After earning her bachelor’s degree in zoology (biomechanics) from Duke University, Gordon began a career with the Central Intelligence Agency (CIA), a tenure in which she held a number of executive leadership positions throughout the course of 27 years.
“Every innovation requires giving up on one or more fixed points. You cannot change and keep everything the same,” Gordon said.
In her address, Gordon explained that she was approached with the task of configuring the cyber aspect of the agency before the concept of cyber was able to be properly defined, and she accepted without hesitation. In 1998, she conceived and developed In-Q-Tel, a private nonprofit whose primary purpose was to deliver innovative technology solutions for the agency and the IC.
She credits her success to the ability to make decisions in the face of uncertainty. She assessed that the quality that differentiates leaders and innovators is being capable of making decisions and accepting the consequences.
"My way of doing it is deciding that you can bear the consequences of being wrong,” Gordon said. “If you can, go ahead and make the decision, and if you can’t, then do more work.”
Gordon contends that the success she has experienced in her developments can be attributed to the diversity of her collaborators.
“In times of great adversity is the opportunity for great inclusion,” she said, adding that her work is a testament to the success of creating a workforce of diverse perspectives to develop insightful and comprehensive ideas.

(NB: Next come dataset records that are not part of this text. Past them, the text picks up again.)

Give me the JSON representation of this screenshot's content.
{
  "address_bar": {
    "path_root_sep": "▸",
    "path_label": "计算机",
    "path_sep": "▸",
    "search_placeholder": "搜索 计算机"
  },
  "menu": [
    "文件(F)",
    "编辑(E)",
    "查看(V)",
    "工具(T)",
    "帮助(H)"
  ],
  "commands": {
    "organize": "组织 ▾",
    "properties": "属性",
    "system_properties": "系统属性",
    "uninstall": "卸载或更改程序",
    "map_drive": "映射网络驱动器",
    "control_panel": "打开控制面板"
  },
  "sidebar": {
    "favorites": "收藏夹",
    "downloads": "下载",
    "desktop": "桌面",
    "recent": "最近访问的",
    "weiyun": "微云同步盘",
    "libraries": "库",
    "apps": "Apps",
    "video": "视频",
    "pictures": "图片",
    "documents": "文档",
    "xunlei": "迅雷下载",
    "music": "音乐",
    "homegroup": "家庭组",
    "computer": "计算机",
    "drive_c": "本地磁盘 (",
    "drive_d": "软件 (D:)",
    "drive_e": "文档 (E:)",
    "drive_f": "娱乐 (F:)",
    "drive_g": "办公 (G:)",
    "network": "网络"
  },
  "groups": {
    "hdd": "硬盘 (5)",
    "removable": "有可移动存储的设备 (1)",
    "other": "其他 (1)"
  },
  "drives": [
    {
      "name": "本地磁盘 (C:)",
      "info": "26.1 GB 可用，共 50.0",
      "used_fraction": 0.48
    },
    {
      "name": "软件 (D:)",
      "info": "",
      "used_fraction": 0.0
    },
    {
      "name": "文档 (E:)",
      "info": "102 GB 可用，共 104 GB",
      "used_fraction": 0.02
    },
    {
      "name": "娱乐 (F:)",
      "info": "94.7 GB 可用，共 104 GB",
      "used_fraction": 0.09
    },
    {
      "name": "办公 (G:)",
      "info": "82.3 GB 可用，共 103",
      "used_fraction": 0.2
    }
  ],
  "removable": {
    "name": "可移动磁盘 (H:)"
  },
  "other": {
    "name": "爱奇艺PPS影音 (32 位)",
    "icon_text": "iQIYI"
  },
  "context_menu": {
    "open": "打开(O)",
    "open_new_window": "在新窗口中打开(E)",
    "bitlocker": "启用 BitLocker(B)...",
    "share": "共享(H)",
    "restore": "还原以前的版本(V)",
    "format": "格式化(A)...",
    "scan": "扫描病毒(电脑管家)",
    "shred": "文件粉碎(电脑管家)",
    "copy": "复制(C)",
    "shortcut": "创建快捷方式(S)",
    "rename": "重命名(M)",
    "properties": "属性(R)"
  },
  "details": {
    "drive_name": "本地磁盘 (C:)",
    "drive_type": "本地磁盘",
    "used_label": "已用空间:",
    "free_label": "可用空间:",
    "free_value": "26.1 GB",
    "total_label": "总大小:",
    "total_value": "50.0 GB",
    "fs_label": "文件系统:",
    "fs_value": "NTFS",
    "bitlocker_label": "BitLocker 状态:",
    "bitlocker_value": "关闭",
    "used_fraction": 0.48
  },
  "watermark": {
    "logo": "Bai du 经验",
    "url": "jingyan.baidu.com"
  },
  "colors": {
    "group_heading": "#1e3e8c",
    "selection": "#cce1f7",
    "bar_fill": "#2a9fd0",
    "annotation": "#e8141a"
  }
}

As Gordon reflected on the various unexpected turns that her life took throughout her career, she implored the students in attendance to consider the ramifications of the work they do today on the paths they take in the future.
“You don’t always know what the path is going to look like. You can’t spend your whole life aiming at something in the future,” she said. “Be completely committed to the present, then acquire the knowledge you need to do it well.”